Ensuring that all outlet reports, schedules, standard recipes, menus, food presentation photographs and correspondence are completed in liaison with the Executive Chef and Executive Sous Chefs in an accurate and punctual manner.
Developing menus and "specials" which meet the needs of the target market and are in line with the operating concept for the restaurant.
Developing menus and set standard recipes (as per Standard Operating Procedures) which allow the restaurants to run at an acceptable food cost, thereby satisfying guest needs and expectations.
To have a complete understanding of, and adhere to the company's policy relating to fire, hygiene and safety.
Ensuring that operating and kitchen equipment is maintained to a good standard with minimum breakage.

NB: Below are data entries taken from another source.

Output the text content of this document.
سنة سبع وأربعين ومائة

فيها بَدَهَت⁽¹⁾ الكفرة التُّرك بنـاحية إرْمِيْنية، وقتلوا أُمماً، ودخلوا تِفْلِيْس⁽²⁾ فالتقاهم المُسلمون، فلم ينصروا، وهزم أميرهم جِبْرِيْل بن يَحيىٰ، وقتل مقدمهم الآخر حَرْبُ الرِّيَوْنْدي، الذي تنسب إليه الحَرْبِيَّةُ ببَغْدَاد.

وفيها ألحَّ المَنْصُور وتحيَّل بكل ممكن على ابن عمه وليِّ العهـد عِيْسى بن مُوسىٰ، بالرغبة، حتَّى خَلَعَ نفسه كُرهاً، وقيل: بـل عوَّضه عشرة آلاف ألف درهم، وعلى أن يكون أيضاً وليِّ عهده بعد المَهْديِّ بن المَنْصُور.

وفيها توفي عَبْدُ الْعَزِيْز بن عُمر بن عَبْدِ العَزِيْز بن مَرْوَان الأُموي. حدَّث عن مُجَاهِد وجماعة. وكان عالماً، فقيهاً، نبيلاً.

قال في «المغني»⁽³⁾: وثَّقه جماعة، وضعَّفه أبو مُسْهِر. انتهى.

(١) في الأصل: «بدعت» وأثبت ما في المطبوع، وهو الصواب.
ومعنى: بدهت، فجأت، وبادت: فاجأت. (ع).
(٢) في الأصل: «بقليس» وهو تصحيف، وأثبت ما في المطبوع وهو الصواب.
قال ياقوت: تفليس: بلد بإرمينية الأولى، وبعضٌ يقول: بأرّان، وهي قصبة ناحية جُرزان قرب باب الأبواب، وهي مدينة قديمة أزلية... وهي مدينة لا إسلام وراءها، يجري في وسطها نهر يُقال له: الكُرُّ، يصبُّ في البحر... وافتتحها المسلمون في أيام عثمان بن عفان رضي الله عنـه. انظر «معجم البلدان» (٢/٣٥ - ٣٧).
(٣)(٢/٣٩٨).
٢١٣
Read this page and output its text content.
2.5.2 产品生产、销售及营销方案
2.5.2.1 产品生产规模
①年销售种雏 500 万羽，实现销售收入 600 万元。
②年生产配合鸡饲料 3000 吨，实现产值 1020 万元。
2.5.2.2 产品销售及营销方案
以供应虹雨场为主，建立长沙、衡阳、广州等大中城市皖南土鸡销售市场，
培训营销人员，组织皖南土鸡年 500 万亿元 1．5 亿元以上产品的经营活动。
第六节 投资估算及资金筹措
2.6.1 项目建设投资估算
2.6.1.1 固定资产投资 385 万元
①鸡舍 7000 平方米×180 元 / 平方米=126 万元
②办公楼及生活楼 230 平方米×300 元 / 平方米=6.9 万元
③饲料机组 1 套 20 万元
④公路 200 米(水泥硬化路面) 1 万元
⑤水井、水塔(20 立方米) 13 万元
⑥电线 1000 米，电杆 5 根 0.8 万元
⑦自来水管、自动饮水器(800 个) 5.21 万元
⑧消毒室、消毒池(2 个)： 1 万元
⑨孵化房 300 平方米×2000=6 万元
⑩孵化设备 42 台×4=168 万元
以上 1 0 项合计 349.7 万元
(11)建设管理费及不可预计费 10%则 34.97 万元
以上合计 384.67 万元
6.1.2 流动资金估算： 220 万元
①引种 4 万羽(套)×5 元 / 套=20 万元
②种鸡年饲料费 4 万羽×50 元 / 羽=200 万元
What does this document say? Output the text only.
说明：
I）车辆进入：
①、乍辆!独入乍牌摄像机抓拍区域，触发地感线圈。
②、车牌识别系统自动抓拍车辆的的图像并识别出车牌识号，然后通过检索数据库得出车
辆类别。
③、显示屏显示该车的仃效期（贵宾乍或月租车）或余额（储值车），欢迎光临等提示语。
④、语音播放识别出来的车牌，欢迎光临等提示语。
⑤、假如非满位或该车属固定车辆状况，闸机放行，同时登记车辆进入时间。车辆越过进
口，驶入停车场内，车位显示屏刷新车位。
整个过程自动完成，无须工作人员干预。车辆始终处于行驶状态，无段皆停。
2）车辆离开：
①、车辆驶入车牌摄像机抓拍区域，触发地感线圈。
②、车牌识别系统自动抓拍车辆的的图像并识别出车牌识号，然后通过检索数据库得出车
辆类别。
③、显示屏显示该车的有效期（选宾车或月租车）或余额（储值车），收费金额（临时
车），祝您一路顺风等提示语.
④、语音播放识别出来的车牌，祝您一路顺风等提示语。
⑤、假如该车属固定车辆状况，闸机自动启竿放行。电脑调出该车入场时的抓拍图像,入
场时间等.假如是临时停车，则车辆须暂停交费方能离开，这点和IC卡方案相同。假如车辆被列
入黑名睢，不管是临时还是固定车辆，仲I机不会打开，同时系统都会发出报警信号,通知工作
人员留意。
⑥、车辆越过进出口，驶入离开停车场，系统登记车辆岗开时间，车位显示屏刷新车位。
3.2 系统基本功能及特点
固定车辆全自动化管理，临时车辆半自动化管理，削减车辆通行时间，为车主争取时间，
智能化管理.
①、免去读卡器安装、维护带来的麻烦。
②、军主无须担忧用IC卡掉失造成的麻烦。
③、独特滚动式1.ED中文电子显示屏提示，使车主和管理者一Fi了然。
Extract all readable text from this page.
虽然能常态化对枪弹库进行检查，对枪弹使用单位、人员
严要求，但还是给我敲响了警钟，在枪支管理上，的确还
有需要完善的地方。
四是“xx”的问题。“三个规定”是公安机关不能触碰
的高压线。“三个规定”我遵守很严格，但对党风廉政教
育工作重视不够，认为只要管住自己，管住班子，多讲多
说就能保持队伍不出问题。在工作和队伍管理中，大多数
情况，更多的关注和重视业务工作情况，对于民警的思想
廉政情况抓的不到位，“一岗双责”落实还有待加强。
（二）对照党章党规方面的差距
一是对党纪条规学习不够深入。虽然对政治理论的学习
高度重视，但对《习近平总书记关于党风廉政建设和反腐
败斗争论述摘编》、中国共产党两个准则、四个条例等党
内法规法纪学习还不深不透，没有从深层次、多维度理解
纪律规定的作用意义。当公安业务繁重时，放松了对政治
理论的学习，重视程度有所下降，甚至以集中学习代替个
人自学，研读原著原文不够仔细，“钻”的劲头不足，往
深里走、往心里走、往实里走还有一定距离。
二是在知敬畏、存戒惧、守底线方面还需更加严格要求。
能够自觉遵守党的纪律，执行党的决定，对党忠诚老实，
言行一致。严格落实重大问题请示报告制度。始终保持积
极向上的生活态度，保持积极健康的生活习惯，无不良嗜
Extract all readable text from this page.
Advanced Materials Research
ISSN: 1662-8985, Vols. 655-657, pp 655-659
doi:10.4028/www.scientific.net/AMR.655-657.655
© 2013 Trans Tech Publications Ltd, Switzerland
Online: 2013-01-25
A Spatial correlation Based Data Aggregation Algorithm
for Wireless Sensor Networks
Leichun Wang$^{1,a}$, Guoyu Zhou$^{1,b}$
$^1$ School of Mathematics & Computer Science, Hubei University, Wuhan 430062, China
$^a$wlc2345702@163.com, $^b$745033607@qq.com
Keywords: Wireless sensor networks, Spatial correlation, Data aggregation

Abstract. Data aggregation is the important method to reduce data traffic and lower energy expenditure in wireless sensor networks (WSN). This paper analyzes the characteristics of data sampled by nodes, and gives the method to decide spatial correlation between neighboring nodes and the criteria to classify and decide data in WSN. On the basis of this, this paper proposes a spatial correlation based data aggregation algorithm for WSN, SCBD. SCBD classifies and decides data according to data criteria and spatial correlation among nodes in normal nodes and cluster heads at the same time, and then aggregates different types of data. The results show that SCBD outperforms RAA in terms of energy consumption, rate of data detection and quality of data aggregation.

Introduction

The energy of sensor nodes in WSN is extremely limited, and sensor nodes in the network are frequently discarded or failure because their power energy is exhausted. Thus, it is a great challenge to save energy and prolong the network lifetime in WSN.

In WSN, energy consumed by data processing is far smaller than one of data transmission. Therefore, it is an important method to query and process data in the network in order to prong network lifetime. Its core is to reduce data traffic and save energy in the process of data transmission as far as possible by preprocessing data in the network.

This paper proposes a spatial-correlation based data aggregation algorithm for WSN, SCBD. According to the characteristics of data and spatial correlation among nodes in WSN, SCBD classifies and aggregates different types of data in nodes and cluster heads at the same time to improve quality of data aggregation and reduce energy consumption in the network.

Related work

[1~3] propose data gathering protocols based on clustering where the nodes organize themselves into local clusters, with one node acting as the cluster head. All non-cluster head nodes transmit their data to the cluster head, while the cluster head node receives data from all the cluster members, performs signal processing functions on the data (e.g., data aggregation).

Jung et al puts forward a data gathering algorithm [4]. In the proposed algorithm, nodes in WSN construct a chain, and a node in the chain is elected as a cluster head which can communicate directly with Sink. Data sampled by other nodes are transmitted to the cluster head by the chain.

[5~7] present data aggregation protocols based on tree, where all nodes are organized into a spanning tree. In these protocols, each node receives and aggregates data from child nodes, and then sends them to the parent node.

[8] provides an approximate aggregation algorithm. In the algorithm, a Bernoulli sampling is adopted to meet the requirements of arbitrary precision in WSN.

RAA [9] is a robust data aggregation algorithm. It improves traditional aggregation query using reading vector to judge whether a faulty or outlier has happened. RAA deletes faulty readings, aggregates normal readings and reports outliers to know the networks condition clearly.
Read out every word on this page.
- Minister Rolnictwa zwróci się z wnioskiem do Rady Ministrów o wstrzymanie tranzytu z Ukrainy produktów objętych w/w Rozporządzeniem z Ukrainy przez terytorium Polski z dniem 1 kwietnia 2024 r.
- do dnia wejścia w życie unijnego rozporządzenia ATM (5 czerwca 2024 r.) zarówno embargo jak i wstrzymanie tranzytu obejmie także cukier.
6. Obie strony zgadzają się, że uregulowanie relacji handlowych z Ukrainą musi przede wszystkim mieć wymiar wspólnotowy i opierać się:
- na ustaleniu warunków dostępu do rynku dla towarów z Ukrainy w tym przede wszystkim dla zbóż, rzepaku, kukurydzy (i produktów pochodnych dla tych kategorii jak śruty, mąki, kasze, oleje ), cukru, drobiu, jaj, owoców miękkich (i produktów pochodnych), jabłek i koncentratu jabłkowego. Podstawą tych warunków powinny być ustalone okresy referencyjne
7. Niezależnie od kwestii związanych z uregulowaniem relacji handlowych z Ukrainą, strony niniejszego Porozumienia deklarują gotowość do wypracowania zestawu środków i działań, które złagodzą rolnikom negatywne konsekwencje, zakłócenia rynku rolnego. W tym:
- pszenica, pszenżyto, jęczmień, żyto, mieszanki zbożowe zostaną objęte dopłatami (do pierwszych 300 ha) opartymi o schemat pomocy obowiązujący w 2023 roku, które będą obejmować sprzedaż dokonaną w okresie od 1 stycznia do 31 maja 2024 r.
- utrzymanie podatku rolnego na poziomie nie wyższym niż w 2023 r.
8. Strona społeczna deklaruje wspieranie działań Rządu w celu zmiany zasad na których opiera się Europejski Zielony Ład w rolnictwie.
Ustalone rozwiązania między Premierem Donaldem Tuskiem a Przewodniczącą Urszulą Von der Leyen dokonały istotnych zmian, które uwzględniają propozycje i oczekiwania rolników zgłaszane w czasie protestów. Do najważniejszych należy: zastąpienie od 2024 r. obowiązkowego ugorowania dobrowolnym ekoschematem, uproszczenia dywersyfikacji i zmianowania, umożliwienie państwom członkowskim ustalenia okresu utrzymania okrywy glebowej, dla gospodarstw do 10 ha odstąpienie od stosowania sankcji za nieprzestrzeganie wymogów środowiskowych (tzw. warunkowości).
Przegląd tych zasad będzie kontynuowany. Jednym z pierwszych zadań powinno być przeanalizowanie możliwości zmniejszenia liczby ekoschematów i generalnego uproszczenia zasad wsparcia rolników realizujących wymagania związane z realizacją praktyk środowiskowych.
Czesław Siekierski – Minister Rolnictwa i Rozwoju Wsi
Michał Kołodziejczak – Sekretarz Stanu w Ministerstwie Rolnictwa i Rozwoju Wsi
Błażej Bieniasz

Checking incoming produce, ensuring that all food merchandise is in accordance with order sheets, receiving records and purchasing specifications.
Ensuring colleagues follow strict hygiene rules.
Responsible for audit requirements for HACCP and Dubai Municipality.
Assisting in the building of an efficient team of colleagues by taking an active interest in their welfare, safety, training and development.
Interacting with management of other departments within areas of responsibility and develops solid working relationships with them.
You will have a recognised Culinary qualification and you should have a minimum of 5 years experience working in a five star hotel with background in Western Cuisine.
This is a very "hands on" and demanding position so it is paramount that you work well in a team but are also able to set standards and lead by example at all times.
You must be comfortable working under pressure and be passionate about producing cuisine of the highest possible standards.
It is essential that you have good command of the English language (spoken and written) and you should be proficient in Microsoft Office applications.